In August Chris and I finally took a vacation after four years of planning, building, buying and selling wine. We wanted to go to Sicily and Greece, but since we were going to be away for 10 days decided it was best to stay closer to home where we could easily get back to the store if need be. I mean, what if Eileen found a new rosé? So we decided to visit some of our producers in the U.S. Northwest: Portland, OR and Sonoma, CA. Our flight was uneventful. Although we did taxi to the runway, only to return to the gate and have the pilot tell us “Sorry folks, we need a mechanic to check something.” Half an hour later, we were on our way. Now normally after that first announcement I would have been at the door screaming to be let off the plane. (I’m sure Chris was waiting for my freak out any moment.) But with an early morning flight and little sleep, I just gave in to an old friend's belief... Better living through medication. Hello, Xanax!
Flying into Oregon is beautiful. The trees, the mountains and just the right amount of cloud cover made it look magical. Sadly you do see a lot of land affected by drought. If only we could have sent them our snow! Speaking of snow, when most people learned we were from Boston they all commented about our last snow farm finally melting. They then asked if there were any bodies found. My response: “Yes, bodies of water!”
We stayed in Downtown Portland because we wanted to be central to most of the restaurants and attractions. (Tip: Be prepared to see a lot of homelessness if you stay downtown. It was very sad, but we did see a lot of locals and social workers assisting, talking to them, trying to get them to shelters and handing out food. People are good!) One of our wine reps gave us a very cool list of places to check out and of course one of them was the Food Truck scene. Our hotel just so happened to be located a block away from an entire food truck BLOCK! (SW Adler Street between SW 9th Ave and 10th Ave.) Which is bad news if like me you think of food 24/7. So of course we made that our first stop after checking in. There had to be 60-70 food trucks lining the entire square block. How does one choose between Thai, Greek, Chinese, Polish, Italian, Cuban, BBQ, Tacos, Scandinavian? Just to name a few. We went with a basic mac and cheese truck called Mac & Trees, cuz I’m still a little street-food phobic and hadn't had my first cocktail. I ordered something that brought me back to my childhood: “The Retro Re-Do.” Mac n’cheese with hotdogs, topped with potato chips.
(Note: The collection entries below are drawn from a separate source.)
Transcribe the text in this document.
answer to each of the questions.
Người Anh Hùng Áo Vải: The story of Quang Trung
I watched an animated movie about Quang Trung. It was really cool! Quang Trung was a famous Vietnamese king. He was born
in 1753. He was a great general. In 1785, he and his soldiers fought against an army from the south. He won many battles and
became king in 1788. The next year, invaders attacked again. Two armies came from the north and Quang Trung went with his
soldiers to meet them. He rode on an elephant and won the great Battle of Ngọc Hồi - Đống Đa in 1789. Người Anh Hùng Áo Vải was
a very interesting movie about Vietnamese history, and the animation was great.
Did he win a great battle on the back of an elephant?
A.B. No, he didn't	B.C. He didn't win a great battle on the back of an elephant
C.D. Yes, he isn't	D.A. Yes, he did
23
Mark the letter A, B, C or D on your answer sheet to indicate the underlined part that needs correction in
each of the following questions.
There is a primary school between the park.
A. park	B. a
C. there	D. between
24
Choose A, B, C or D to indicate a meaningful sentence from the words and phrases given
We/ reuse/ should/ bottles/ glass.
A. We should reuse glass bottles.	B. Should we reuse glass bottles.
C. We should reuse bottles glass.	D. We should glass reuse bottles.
After hearing all the hype about Voodoo Donuts, we thought we’d check them out. And that’s all we did was check them out. The line was down the block and two deep. Really? It’s just donuts, people. After taking in the selection (from outside) and seeing what they’re all about we decided to skip the sugar fix and walk around the city. (I think a good business to open next door to them would be an insulin clinic.)
One of our favorite places we visited was Olympia Provisions, where we munched on the Spanish Board charcuterie and had a familiar bottle of wine: Vino di Anna from Sicily. We enjoyed the Chorizo Andalucia so much we had them ship some to our staff. (Tip: Ask if they ship with dry ice or ice pack.) As we were leaving, a waitress said she was glad that the last bottle of Vino di Anna went to people who really know wine, and that she was going to take it home if no one ordered it by the end of the week. Had we known we would have shared. Yeah right, sharing’s for 1st graders. Just kidding... we would have shared.
The next day was filled with winery visits in the Willamette Valley: Brooks Winery, August Cellars, Evening Land Estates, Owen Roe and Holloran Vineyard Wines.
- At Brooks we walked among their biodynamic Pommard vineyard and vegetable garden, but declined to see the compost pile when we learned that it’s churned with a backhoe.
- August Cellars taught us to be more punctual but we did get to see them rearranging the barrel room, preparing for harvest. I was also reminded how delicious their Riesling is.
- We ignored the signs for the Evening Land tasting room and drove around the vineyards. OK, we were lost. (Tip 3: GPS and cell service can be patchy.) Making our way back to their new tasting room, which is beautiful, we found lots of information about their properties and vines, with 30 year-old vine trunks on display.
- At Owen Roe we were given a behind the scenes tour of their barrel room and tasted a special blend they were working on.
- Our final stop was at Holloran Vineyard Wines, where we bonded with Eve Holloran and their new VP of Sales and Marketing, Aaron Coe, over NYC's John’s Pizza and the fact that it's my family's restaurant. So much for Social Wines, talk was all about John’s for a while. Aaron was very gracious and gave us a barrel sample of his own wine, a Sangiovese that should be bottled the beginning of next year. If we ask nicely we might be able to get a few cases of this wonderful Sangiovese. Fingers crossed!